Selbstverständlich loben die Banker die neoliberale Agenda der hindu-nationalistischen Regierung von Narendra Modi: Indien sei auf dem Weg, die "Fabrik der Welt" zu werden, da die Regierung die Unternehmenssteuern gesenkt habe, Investitionen fördere und Geld für die Verbesserung der Infrastruktur in die Hand nehme. All das sei geeignet, private Investitionen in Industrie und Verarbeitung anzukurbeln.

Zudem begrüßten multinationale Unternehmen die neuen Investitionsaussichten in Indien, und die Regierung stelle nicht nur Infrastruktur, sondern auch Land zur Verfügung, um Industrieanlagen zu errichten.

Industrielle Expansion?

Dass eine industrielle Expansion auf dem dicht besiedelten Subkontinent problematisch werden kann, mussten allerdings sogar schon indische Konzerne erleben – so etwa Tata Motors.

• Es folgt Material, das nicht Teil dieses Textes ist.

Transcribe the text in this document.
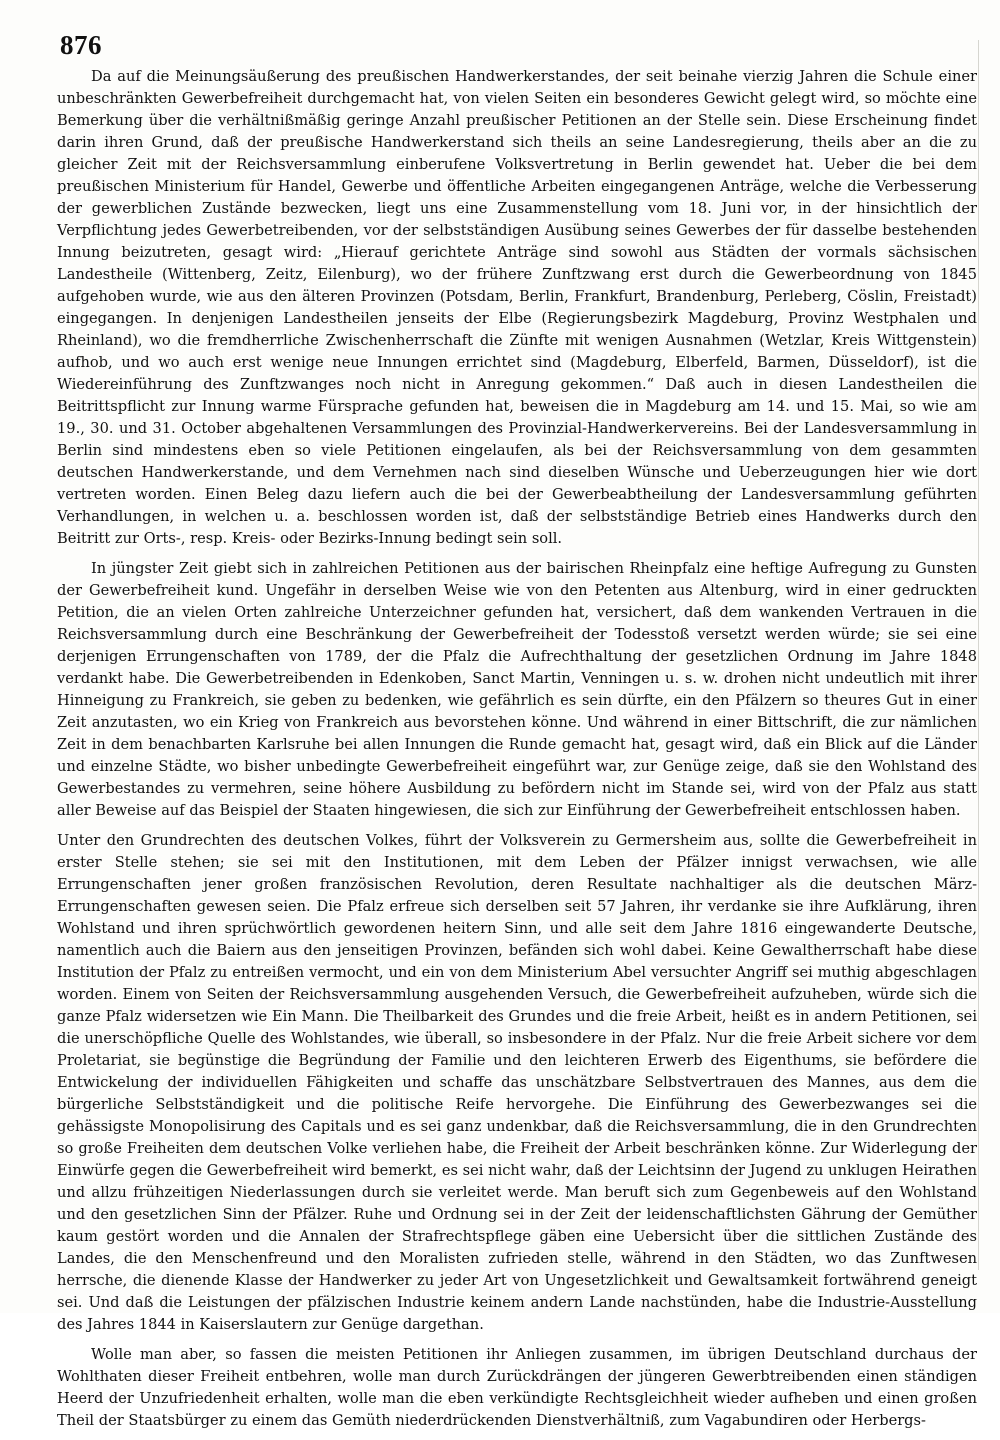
876

Da auf die Meinungsäußerung des preußischen Handwerkerstandes, der seit beinahe vierzig Jahren die Schule einer unbeschränkten Gewerbefreiheit durchgemacht hat, von vielen Seiten ein besonderes Gewicht gelegt wird, so möchte eine Bemerkung über die verhältnißmäßig geringe Anzahl preußischer Petitionen an der Stelle sein. Diese Erscheinung findet darin ihren Grund, daß der preußische Handwerkerstand sich theils an seine Landesregierung, theils aber an die zu gleicher Zeit mit der Reichsversammlung einberufene Volksvertretung in Berlin gewendet hat. Ueber die bei dem preußischen Ministerium für Handel, Gewerbe und öffentliche Arbeiten eingegangenen Anträge, welche die Verbesserung der gewerblichen Zustände bezwecken, liegt uns eine Zusammenstellung vom 18. Juni vor, in der hinsichtlich der Verpflichtung jedes Gewerbetreibenden, vor der selbstständigen Ausübung seines Gewerbes der für dasselbe bestehenden Innung beizutreten, gesagt wird: „Hierauf gerichtete Anträge sind sowohl aus Städten der vormals sächsischen Landestheile (Wittenberg, Zeitz, Eilenburg), wo der frühere Zunftzwang erst durch die Gewerbeordnung von 1845 aufgehoben wurde, wie aus den älteren Provinzen (Potsdam, Berlin, Frankfurt, Brandenburg, Perleberg, Cöslin, Freistadt) eingegangen. In denjenigen Landestheilen jenseits der Elbe (Regierungsbezirk Magdeburg, Provinz Westphalen und Rheinland), wo die fremdherrliche Zwischenherrschaft die Zünfte mit wenigen Ausnahmen (Wetzlar, Kreis Wittgenstein) aufhob, und wo auch erst wenige neue Innungen errichtet sind (Magdeburg, Elberfeld, Barmen, Düsseldorf), ist die Wiedereinführung des Zunftzwanges noch nicht in Anregung gekommen.“ Daß auch in diesen Landestheilen die Beitrittspflicht zur Innung warme Fürsprache gefunden hat, beweisen die in Magdeburg am 14. und 15. Mai, so wie am 19., 30. und 31. October abgehaltenen Versammlungen des Provinzial-Handwerkervereins. Bei der Landesversammlung in Berlin sind mindestens eben so viele Petitionen eingelaufen, als bei der Reichsversammlung von dem gesammten deutschen Handwerkerstande, und dem Vernehmen nach sind dieselben Wünsche und Ueberzeugungen hier wie dort vertreten worden. Einen Beleg dazu liefern auch die bei der Gewerbeabtheilung der Landesversammlung geführten Verhandlungen, in welchen u. a. beschlossen worden ist, daß der selbstständige Betrieb eines Handwerks durch den Beitritt zur Orts-, resp. Kreis- oder Bezirks-Innung bedingt sein soll.

In jüngster Zeit giebt sich in zahlreichen Petitionen aus der bairischen Rheinpfalz eine heftige Aufregung zu Gunsten der Gewerbefreiheit kund. Ungefähr in derselben Weise wie von den Petenten aus Altenburg, wird in einer gedruckten Petition, die an vielen Orten zahlreiche Unterzeichner gefunden hat, versichert, daß dem wankenden Vertrauen in die Reichsversammlung durch eine Beschränkung der Gewerbefreiheit der Todesstoß versetzt werden würde; sie sei eine derjenigen Errungenschaften von 1789, der die Pfalz die Aufrechthaltung der gesetzlichen Ordnung im Jahre 1848 verdankt habe. Die Gewerbetreibenden in Edenkoben, Sanct Martin, Venningen u. s. w. drohen nicht undeutlich mit ihrer Hinneigung zu Frankreich, sie geben zu bedenken, wie gefährlich es sein dürfte, ein den Pfälzern so theures Gut in einer Zeit anzutasten, wo ein Krieg von Frankreich aus bevorstehen könne. Und während in einer Bittschrift, die zur nämlichen Zeit in dem benachbarten Karlsruhe bei allen Innungen die Runde gemacht hat, gesagt wird, daß ein Blick auf die Länder und einzelne Städte, wo bisher unbedingte Gewerbefreiheit eingeführt war, zur Genüge zeige, daß sie den Wohlstand des Gewerbestandes zu vermehren, seine höhere Ausbildung zu befördern nicht im Stande sei, wird von der Pfalz aus statt aller Beweise auf das Beispiel der Staaten hingewiesen, die sich zur Einführung der Gewerbefreiheit entschlossen haben.

Unter den Grundrechten des deutschen Volkes, führt der Volksverein zu Germersheim aus, sollte die Gewerbefreiheit in erster Stelle stehen; sie sei mit den Institutionen, mit dem Leben der Pfälzer innigst verwachsen, wie alle Errungenschaften jener großen französischen Revolution, deren Resultate nachhaltiger als die deutschen März-Errungenschaften gewesen seien. Die Pfalz erfreue sich derselben seit 57 Jahren, ihr verdanke sie ihre Aufklärung, ihren Wohlstand und ihren sprüchwörtlich gewordenen heitern Sinn, und alle seit dem Jahre 1816 eingewanderte Deutsche, namentlich auch die Baiern aus den jenseitigen Provinzen, befänden sich wohl dabei. Keine Gewaltherrschaft habe diese Institution der Pfalz zu entreißen vermocht, und ein von dem Ministerium Abel versuchter Angriff sei muthig abgeschlagen worden. Einem von Seiten der Reichsversammlung ausgehenden Versuch, die Gewerbefreiheit aufzuheben, würde sich die ganze Pfalz widersetzen wie Ein Mann. Die Theilbarkeit des Grundes und die freie Arbeit, heißt es in andern Petitionen, sei die unerschöpfliche Quelle des Wohlstandes, wie überall, so insbesondere in der Pfalz. Nur die freie Arbeit sichere vor dem Proletariat, sie begünstige die Begründung der Familie und den leichteren Erwerb des Eigenthums, sie befördere die Entwickelung der individuellen Fähigkeiten und schaffe das unschätzbare Selbstvertrauen des Mannes, aus dem die bürgerliche Selbstständigkeit und die politische Reife hervorgehe. Die Einführung des Gewerbezwanges sei die gehässigste Monopolisirung des Capitals und es sei ganz undenkbar, daß die Reichsversammlung, die in den Grundrechten so große Freiheiten dem deutschen Volke verliehen habe, die Freiheit der Arbeit beschränken könne. Zur Widerlegung der Einwürfe gegen die Gewerbefreiheit wird bemerkt, es sei nicht wahr, daß der Leichtsinn der Jugend zu unklugen Heirathen und allzu frühzeitigen Niederlassungen durch sie verleitet werde. Man beruft sich zum Gegenbeweis auf den Wohlstand und den gesetzlichen Sinn der Pfälzer. Ruhe und Ordnung sei in der Zeit der leidenschaftlichsten Gährung der Gemüther kaum gestört worden und die Annalen der Strafrechtspflege gäben eine Uebersicht über die sittlichen Zustände des Landes, die den Menschenfreund und den Moralisten zufrieden stelle, während in den Städten, wo das Zunftwesen herrsche, die dienende Klasse der Handwerker zu jeder Art von Ungesetzlichkeit und Gewaltsamkeit fortwährend geneigt sei. Und daß die Leistungen der pfälzischen Industrie keinem andern Lande nachstünden, habe die Industrie-Ausstellung des Jahres 1844 in Kaiserslautern zur Genüge dargethan.

Wolle man aber, so fassen die meisten Petitionen ihr Anliegen zusammen, im übrigen Deutschland durchaus der Wohlthaten dieser Freiheit entbehren, wolle man durch Zurückdrängen der jüngeren Gewerbtreibenden einen ständigen Heerd der Unzufriedenheit erhalten, wolle man die eben verkündigte Rechtsgleichheit wieder aufheben und einen großen Theil der Staatsbürger zu einem das Gemüth niederdrückenden Dienstverhältniß, zum Vagabundiren oder Herbergs-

Das indische Großunternehmen hat vergeblich versucht, im Bundesstaat West Bengalen eine Fabrik für das Kleinauto "Nano" zu errichten.

Morgan Stanley geht trotzdem davon aus, dass der Anteil der Warenproduktion am indischen Nationaleinkommen bis 2031 von jetzt 15,6 auf 21 Prozent steigen könnte.

Aber das klingt einerseits viel großartiger als es ist und würde andererseits vor allem eine dringend notwendige Trendumkehr voraussetzen. Denn vor der Bankenkrise 2008 lag der Anteil der Fertigung am BNE noch bei fast 19 Prozent und ist seitdem deutlich zurückgegangen.

Unerwähnt lassen die US-Banker auch, dass hier politische Unwägbarkeiten eine wesentliche Rolle spielen. Wie weit der Westen tatsächlich bereit ist, sich wirtschaftlich von China abzukoppeln und in Indien zu produzieren und zu kaufen, muss sich erst noch erweisen. Und Menschenrechtsverletzungen, wie sie gerade etwa Foxconn in Chennai vorgeworfen werden, bleiben auf absehbare Zeit sicher unangenehme Begleiterscheinungen dieser (angestrebten) Industrialisierung im Schnellverfahren.

Dennoch ist die Ausweitung der heimischen Industrieproduktion aus der Perspektive Delhis dringend geboten, denn noch immer leben 58 Prozent aller Inder:innen von der Landwirtschaft. Das Wort "agriculture" ist allerdings in der Kurzfassung des Morgan Stanley-Berichts gar nicht erst zu finden.